At the Perini Family Survivors’ Center at the Dana-Farber Cancer Institute in Boston, these patient “shoulds” or “should-be-tolds” have been in place for more than a year, reports Craig Earle, MD, medical director of the center’s adult survivorship program and a key speaker at the ASCO survivorship seminar. Perhaps surprisingly, however, Dr. Earle says cancer specialists don’t always make the best quarterbacks for long-term, follow-up survivor care.

“Often we think of the medical oncologist as best suited, but survivorship planning is equally important for patients who saw only a surgeon for treatment. The most important thing is that it is clear that someone will take responsibility for each aspect of care, and that everyone knows who that will be.” Sometimes, Dr. Earle says, it may be a general practitioner; other times, an internist or a gynecologist might best supervise survivorship.

With grant funding provided in part by the Lance Armstrong Foundation, the Dana-Farber adult survivorship program relies on nurse practitioners to oversee a good bit of survivorship care, in conjunction with the patient’s team of doctors.
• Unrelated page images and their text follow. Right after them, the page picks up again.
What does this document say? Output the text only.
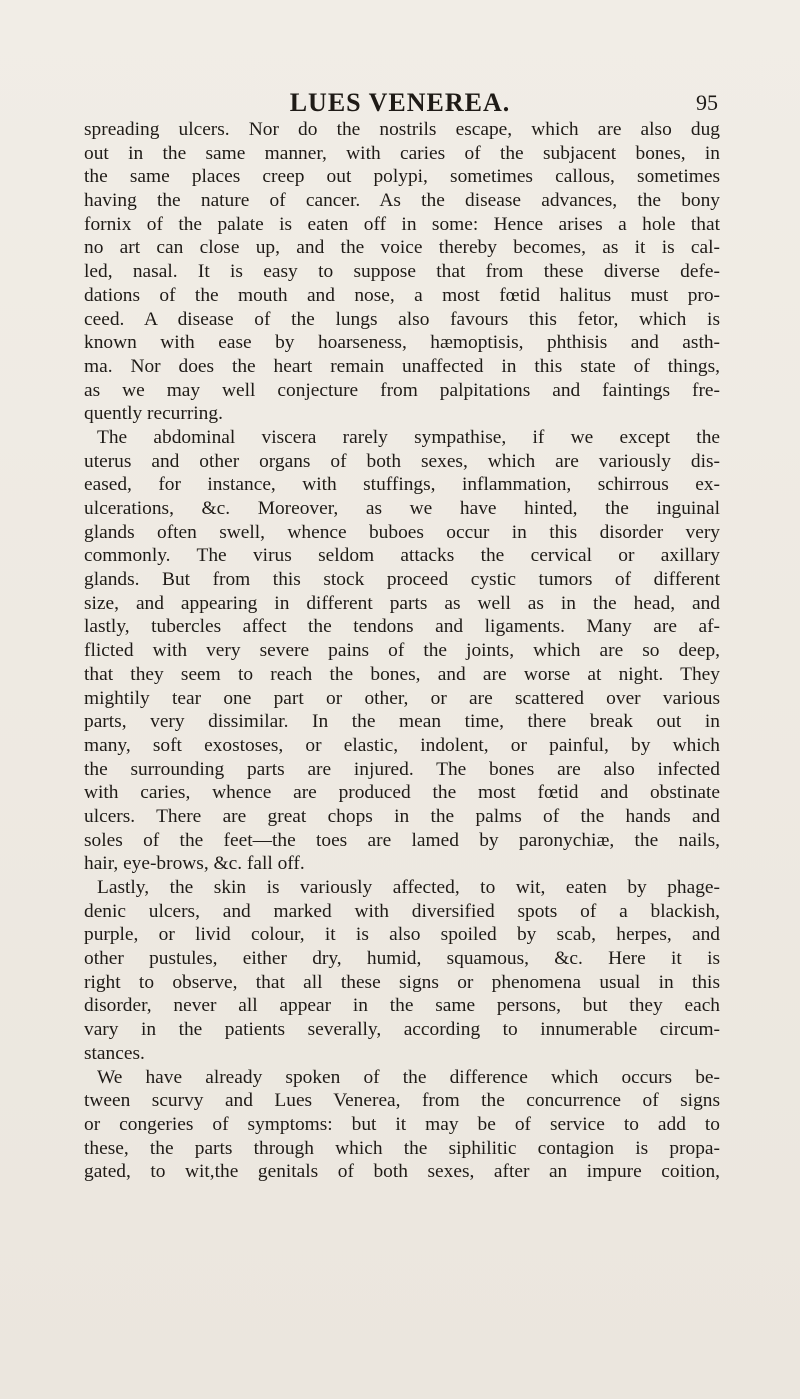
LUES VENEREA.	95
spreading ulcers. Nor do the nostrils escape, which are also dug
out in the same manner, with caries of the subjacent bones, in
the same places creep out polypi, sometimes callous, sometimes
having the nature of cancer. As the disease advances, the bony
fornix of the palate is eaten off in some: Hence arises a hole that
no art can close up, and the voice thereby becomes, as it is cal-
led, nasal. It is easy to suppose that from these diverse defe-
dations of the mouth and nose, a most fœtid halitus must pro-
ceed. A disease of the lungs also favours this fetor, which is
known with ease by hoarseness, hæmoptisis, phthisis and asth-
ma. Nor does the heart remain unaffected in this state of things,
as we may well conjecture from palpitations and faintings fre-
quently recurring.
The abdominal viscera rarely sympathise, if we except the
uterus and other organs of both sexes, which are variously dis-
eased, for instance, with stuffings, inflammation, schirrous ex-
ulcerations, &c. Moreover, as we have hinted, the inguinal
glands often swell, whence buboes occur in this disorder very
commonly. The virus seldom attacks the cervical or axillary
glands. But from this stock proceed cystic tumors of different
size, and appearing in different parts as well as in the head, and
lastly, tubercles affect the tendons and ligaments. Many are af-
flicted with very severe pains of the joints, which are so deep,
that they seem to reach the bones, and are worse at night. They
mightily tear one part or other, or are scattered over various
parts, very dissimilar. In the mean time, there break out in
many, soft exostoses, or elastic, indolent, or painful, by which
the surrounding parts are injured. The bones are also infected
with caries, whence are produced the most fœtid and obstinate
ulcers. There are great chops in the palms of the hands and
soles of the feet—the toes are lamed by paronychiæ, the nails,
hair, eye-brows, &c. fall off.
Lastly, the skin is variously affected, to wit, eaten by phage-
denic ulcers, and marked with diversified spots of a blackish,
purple, or livid colour, it is also spoiled by scab, herpes, and
other pustules, either dry, humid, squamous, &c. Here it is
right to observe, that all these signs or phenomena usual in this
disorder, never all appear in the same persons, but they each
vary in the patients severally, according to innumerable circum-
stances.
We have already spoken of the difference which occurs be-
tween scurvy and Lues Venerea, from the concurrence of signs
or congeries of symptoms: but it may be of service to add to
these, the parts through which the siphilitic contagion is propa-
gated, to wit,the genitals of both sexes, after an impure coition,
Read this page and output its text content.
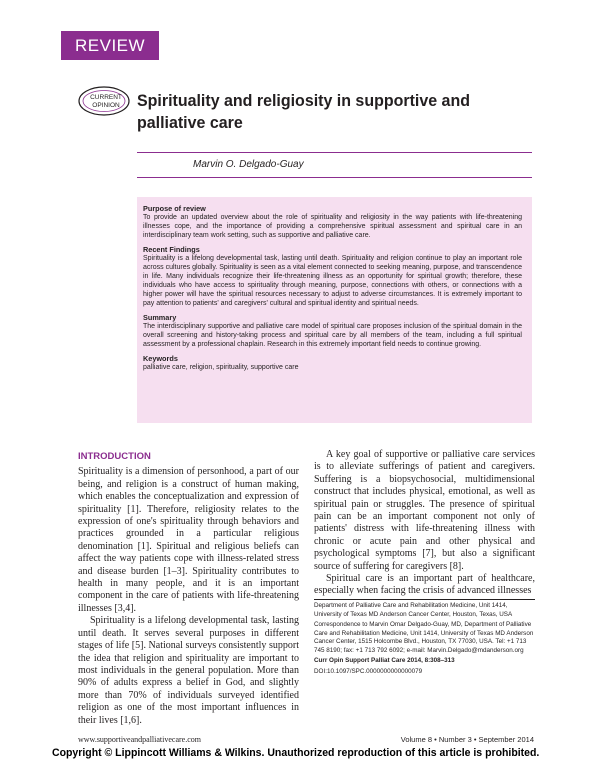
REVIEW
CURRENT
OPINION Spirituality and religiosity in supportive and palliative care
Marvin O. Delgado-Guay
Purpose of review

To provide an updated overview about the role of spirituality and religiosity in the way patients with life-threatening illnesses cope, and the importance of providing a comprehensive spiritual assessment and spiritual care in an interdisciplinary team work setting, such as supportive and palliative care.

Recent Findings

Spirituality is a lifelong developmental task, lasting until death. Spirituality and religion continue to play an important role across cultures globally. Spirituality is seen as a vital element connected to seeking meaning, purpose, and transcendence in life. Many individuals recognize their life-threatening illness as an opportunity for spiritual growth; therefore, these individuals who have access to spirituality through meaning, purpose, connections with others, or connections with a higher power will have the spiritual resources necessary to adjust to adverse circumstances. It is extremely important to pay attention to patients' and caregivers' cultural and spiritual identity and spiritual needs.

Summary

The interdisciplinary supportive and palliative care model of spiritual care proposes inclusion of the spiritual domain in the overall screening and history-taking process and spiritual care by all members of the team, including a full spiritual assessment by a professional chaplain. Research in this extremely important field needs to continue growing.

Keywords

palliative care, religion, spirituality, supportive care

INTRODUCTION

Spirituality is a dimension of personhood, a part of our being, and religion is a construct of human making, which enables the conceptualization and expression of spirituality [1]. Therefore, religiosity relates to the expression of one's spirituality through behaviors and practices grounded in a particular religious denomination [1]. Spiritual and religious beliefs can affect the way patients cope with illness-related stress and disease burden [1–3]. Spirituality contributes to health in many people, and it is an important component in the care of patients with life-threatening illnesses [3,4].

Spirituality is a lifelong developmental task, lasting until death. It serves several purposes in different stages of life [5]. National surveys consistently support the idea that religion and spirituality are important to most individuals in the general population. More than 90% of adults express a belief in God, and slightly more than 70% of individuals surveyed identified religion as one of the most important influences in their lives [1,6].

A key goal of supportive or palliative care services is to alleviate sufferings of patient and caregivers. Suffering is a biopsychosocial, multidimensional construct that includes physical, emotional, as well as spiritual pain or struggles. The presence of spiritual pain can be an important component not only of patients' distress with life-threatening illness with chronic or acute pain and other physical and psychological symptoms [7], but also a significant source of suffering for caregivers [8].

Spiritual care is an important part of healthcare, especially when facing the crisis of advanced illnesses

Department of Palliative Care and Rehabilitation Medicine, Unit 1414, University of Texas MD Anderson Cancer Center, Houston, Texas, USA

Correspondence to Marvin Omar Delgado-Guay, MD, Department of Palliative Care and Rehabilitation Medicine, Unit 1414, University of Texas MD Anderson Cancer Center, 1515 Holcombe Blvd., Houston, TX 77030, USA. Tel: +1 713 745 8190; fax: +1 713 792 6092; e-mail: Marvin.Delgado@mdanderson.org

Curr Opin Support Palliat Care 2014, 8:308–313

DOI:10.1097/SPC.0000000000000079

www.supportiveandpalliativecare.com	Volume 8 • Number 3 • September 2014
Copyright © Lippincott Williams & Wilkins. Unauthorized reproduction of this article is prohibited.
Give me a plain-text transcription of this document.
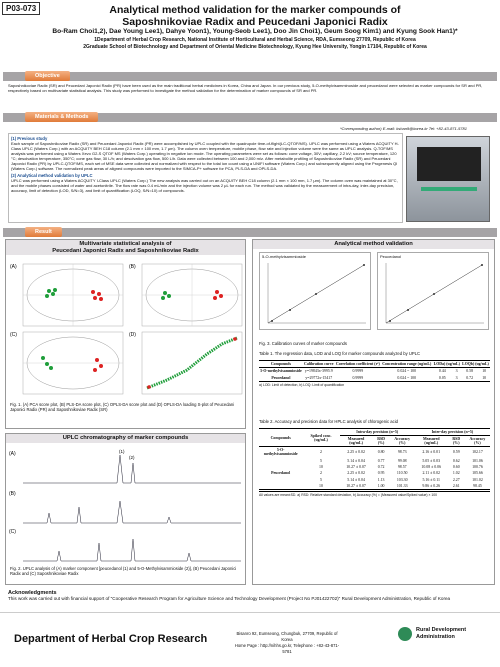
P03-073	Analytical method validation for the marker compounds of
Saposhnikoviae Radix and Peucedani Japonici Radix
Bo-Ram Choi1,2), Dae Young Lee1), Dahye Yoon1), Young-Seob Lee1), Doo Jin Choi1), Geum Soog Kim1) and Kyung Sook Han1)*
1Department of Herbal Crop Research, National Institute of Horticultural and Herbal Science, RDA, Eumseong 27709, Republic of Korea
2Graduate School of Biotechnology and Department of Oriental Medicine Biotechnology, Kyung Hee University, Yongin 17104, Republic of Korea
Objective
Saposhnikoviae Radix (SR) and Peucedani Japonici Radix (PR) have been used as the main traditional herbal medicines in Korea, China and Japan. In our previous study, 5-O-methylvisamminoside and peucedanol were selected as marker compounds for SR and PR, respectively based on multivariate statistical analysis. This study was performed to investigate the method validation for the determination of marker compounds of SR and PR.
Materials & Methods
*Corresponding author) E-mail: kshan9@korea.kr Tel: +82-43-871-5781
(1) Previous study
Each sample of Saposhnikoviae Radix (SR) and Peucedani Japonici Radix (PR) were accomplished by UPLC coupled with the quadrupole time-of-flight(LC-QTOF/MS). UPLC was performed using a Waters ACQUITY H-Class UPLC (Waters Corp.) with an ACQUITY BEH C18 column (2.1 mm × 100 mm, 1.7 μm). The column oven temperature, mobile phase, flow rate and injection volume were the same as UPLC analysis. Q-TOF/MS analysis was performed using a Waters Xevo G2-S QTOF MS (Waters Corp.) operating in negative ion mode. The operating parameters were set as follows: cone voltage, 30V; capillary, 2.2 kV; source temperature, 120 °C; desolvation temperature, 350°C; cone gas flow, 30 L/h; and desolvation gas flow, 500 L/h. Data were collected between 100 and 2,000 m/z. After metabolite profiling of Saposhnikoviae Radix (SR) and Peucedani Japonici Radix (PR) by UPLC-QTOF/MS, each set of MSE data were collected and normalized with respect to the total ion count using a UNIFI software (Waters Corp.) and subsequently aligned using the Progenesis QI (Waters Corp.) software. The normalized peak areas of aligned compounds were imported to the SIMCA-P+ software for PCA, PLS-DA and OPLS-DA.
(2) Analytical method validation by UPLC
UPLC was performed using a Waters ACQUITY I-Class UPLC (Waters Corp.) The new analysis was carried out on an ACQUITY BEH C18 column (2.1 mm × 100 mm, 1.7 μm). The column oven was maintained at 30°C, and the mobile phases consisted of water and acetonitrile. The flow rate was 0.4 mL/min and the injection volume was 2 μL for each run. The method was validated by the measurement of intra-day, inter-day precision, accuracy, limit of detection (LOD, S/N=3), and limit of quantification (LOQ, S/N=10) of compounds.
Result
Multivariate statistical analysis of
Peucedani Japonici Radix and Saposhnikoviae Radix
(A)	(B)
(C)	(D)
Fig. 1. (A) PCA score plot, (B) PLS-DA score plot, (C) OPLS-DA score plot and (D) OPLS-DA loading S-plot of Peucedani Japonici Radix (PR) and Saposhnikoviae Radix (SR)
UPLC chromatography of marker compounds
(A)
(B)
(C)
(1)
(2)
Fig. 2. UPLC analysis of (A) marker component [peucedanol (1) and 5-O-Methylvisammioside (2)], (B) Peucedani Japonici Radix and (C) Saposhnikoviae Radix
Analytical method validation
5-O-methylvisammioside	Peucedanol
Fig. 3. Calibration curves of marker compounds
Table 1. The regression data, LOD and LOQ for marker compounds analyzed by UPLC
Compounds	Calibration curve	Correlation coefficient (r²)	Concentration range (ug/mL)	LODa) (ug/mL)		LOQb) (ug/mL)	
5-O-methylvisammioside	y=19843x-3995.9	0.9999	0.024 ~ 100	0.44	3	0.58	10
Peucedanol	y=29772x-15417	0.9999	0.024 ~ 100	0.05	3	0.72	10
a) LOD: Limit of detection, b) LOQ: Limit of quantification
Table 2. Accuracy and precision data for HPLC analysis of chlorogenic acid
Compounds	Spiked conc. (ug/mL)	Intra-day precision (n=5)			Inter-day precision (n=5)		
		Measured (ug/mL)	RSD (%)	Accuracy (%)	Measured (ug/mL)	RSD (%)	Accuracy (%)
5-O-methylvisammioside	2	2.25 ± 0.02	0.80	98.73	2.16 ± 0.01	0.59	102.17
	5	5.14 ± 0.04	0.77	99.08	5.05 ± 0.03	0.62	101.06
	10	10.27 ± 0.07	0.72	98.57	10.08 ± 0.06	0.60	100.76
Peucedanol	2	2.25 ± 0.02	0.95	110.50	2.11 ± 0.02	1.02	105.66
	5	5.14 ± 0.04	1.13	103.30	5.16 ± 0.11	2.27	101.02
	10	10.27 ± 0.07	1.00	101.33	9.86 ± 0.26	2.61	98.45
All values are mean±SD. a) RSD: Relative standard deviation, b) Accuracy (%) = (Measured value/Spiked value) × 100
Acknowledgments
This work was carried out with financial support of "Cooperative Research Program for Agriculture Science and Technology Development (Project No PJ01422702)" Rural Development Administration, Republic of Korea
Department of Herbal Crop Research	Bisanro 92, Eumseong, Chungbuk, 27709, Republic of Korea
Home Page : http://nihhs.go.kr, Telephone : +82-43-871-5781
Rural Development
Administration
Nurse practitioners spend time with the patient on a regular basis looking for evidence of fatigue, depression, joint or limb pain or other long-term health problems, such as lymphedema, a common and often painful long-term effect following lymph node removal or damage from radiation. The oncologist then creates a targeted treatment summary and survivorship care plan that the patient has explained by the nurse.